A senior Tory MP has raised fresh questions about the renewal of the UK’s nuclear deterrent after calculating the overall cost could reach £167 billion.
Crispin Blunt, who chairs the Commons foreign affairs committee, said the “excessive” expenditure suggested it was time to pull the plug on the project.
He has been told by a defence minister that the cost of the replacement of the ageing submarine fleet – previously put at around £25 billion – was “currently being refreshed” as part of the government spending and strategic defence reviews, suggesting it could go higher.
In a Commons written answer, Philip Dunne also confirmed that in-service costs were expected to swallow up 6 per cent of the defence budget through to the 2060s.
Mr Blunt calculated that given the government’s commitment to meet a Nato target of devoting 2 per cent of national wealth to defence – and assuming annual GDP growth of 2.48 per cent between 2020 and 2060 – that would see the bill spiral to £167bn, much higher than previous estimates. “How much is too much? There has to be a point where this programme ceases to be value for money,” he said.
“I believe that this level of spending commitment is excessive as it will mean forgoing an effective conventional capability in order to maintain one weapons system that is unlikely ever to be used.
“This doesn’t even consider the inherent risk of concentrating our deterrent on one platform that I fear may be very visible to advanced sonar by 2050. If that happens the mistake will be even more costly.”
He added that the price was “now too high to be rational or sensible”.
A crunch Commons vote on whether to go ahead with the renewal is due within months.

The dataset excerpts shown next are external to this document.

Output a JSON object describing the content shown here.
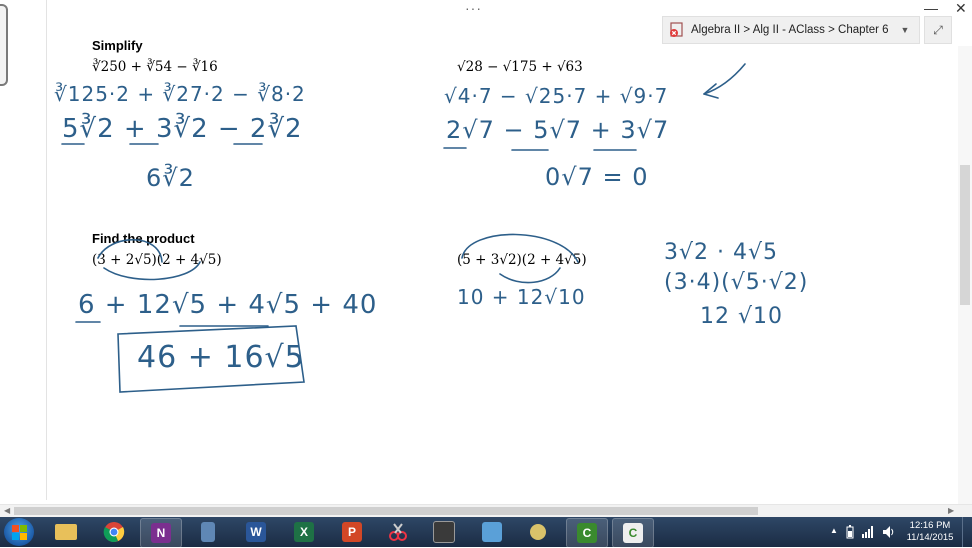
{
  "window": {
    "dots": "···",
    "minimize": "—",
    "close": "✕",
    "breadcrumb": "Algebra II > Alg II - AClass > Chapter 6",
    "breadcrumb_arrow": "▼",
    "expand": "⤢"
  },
  "page": {
    "simplify_heading": "Simplify",
    "product_heading": "Find the product",
    "printed": {
      "p1": "∛250 + ∛54 − ∛16",
      "p2": "√28 − √175 + √63",
      "p3": "(3 + 2√5)(2 + 4√5)",
      "p4": "(5 + 3√2)(2 + 4√5)"
    },
    "ink": {
      "a1": "∛125·2 + ∛27·2 − ∛8·2",
      "a2": "5∛2 + 3∛2 − 2∛2",
      "a3": "6∛2",
      "b1": "√4·7 − √25·7 + √9·7",
      "b2": "2√7 − 5√7 + 3√7",
      "b3": "0√7  = 0",
      "c1": "6 + 12√5 + 4√5 + 40",
      "c2": "46 + 16√5",
      "d1": "10 + 12√10",
      "e1": "3√2 · 4√5",
      "e2": "(3·4)(√5·√2)",
      "e3": "12 √10"
    }
  },
  "taskbar": {
    "apps": [
      {
        "name": "start-button"
      },
      {
        "name": "file-explorer-icon",
        "label": ""
      },
      {
        "name": "chrome-icon",
        "label": ""
      },
      {
        "name": "onenote-icon",
        "label": "N"
      },
      {
        "name": "app-device-icon",
        "label": ""
      },
      {
        "name": "word-icon",
        "label": "W"
      },
      {
        "name": "excel-icon",
        "label": "X"
      },
      {
        "name": "powerpoint-icon",
        "label": "P"
      },
      {
        "name": "snipping-tool-icon",
        "label": ""
      },
      {
        "name": "computer-network-icon",
        "label": ""
      },
      {
        "name": "control-panel-icon",
        "label": ""
      },
      {
        "name": "tool-icon",
        "label": ""
      },
      {
        "name": "camtasia-icon",
        "label": "C"
      },
      {
        "name": "camtasia-recorder-icon",
        "label": "C"
      }
    ],
    "tray": {
      "up_arrow": "▲",
      "time": "12:16 PM",
      "date": "11/14/2015"
    }
  },
  "colors": {
    "ink": "#2d5f8a",
    "taskbar": "#1f3350",
    "accent_onenote": "#7b2f8f",
    "accent_word": "#2a5699",
    "accent_excel": "#1e7145",
    "accent_ppt": "#d24726",
    "accent_camtasia": "#3a8a2e"
  }
}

Labour is split on the issue, with leader Jeremy Corbyn accused of undermining an internal debate by declaring last month that he would never authorise the weapons’ use if he was PM.
Stewart Hosie, deputy leader of the anti-Trident SNP, said it was an “unthinkable and indefensible sum” to spend, not least at a time of austerity. “How can Tory MPs expect to be able to look their constituents in the eye when on the one hand they are taking thousands of pounds from hard-working low-income families who rely on tax credits and with the other they plan to pour money into brand new weapons of mass destruction?
“It was already ludicrous to consider the renewal of Trident when the cost was £100bn but these figures show just how dangerous the Tories’ obsession with nuclear really is.”
A Ministry of Defence spokesman said: “In July 2013, the government published an unclassified version of the Trident alternatives review, which demonstrated that no alternative system is as capable, or as cost-effective, as a Trident-based deterrent.
“At around six per cent of the annual defence budget, the in-service costs of the UK’s national deterrent which include the costs of the Atomic Weapons Establishment, basing and disposals, are affordable and represent an investment in a capability which plays an important role in ensuring the UK’s national security.”
The new figures tally with comments this month by Jon Thompson, the top civil servant at the Ministry of Defence, when he described the project to replace the deterrent as a “monster”.
“That’s the project that keeps me awake at night the most,” he told parliament’s public accounts committee.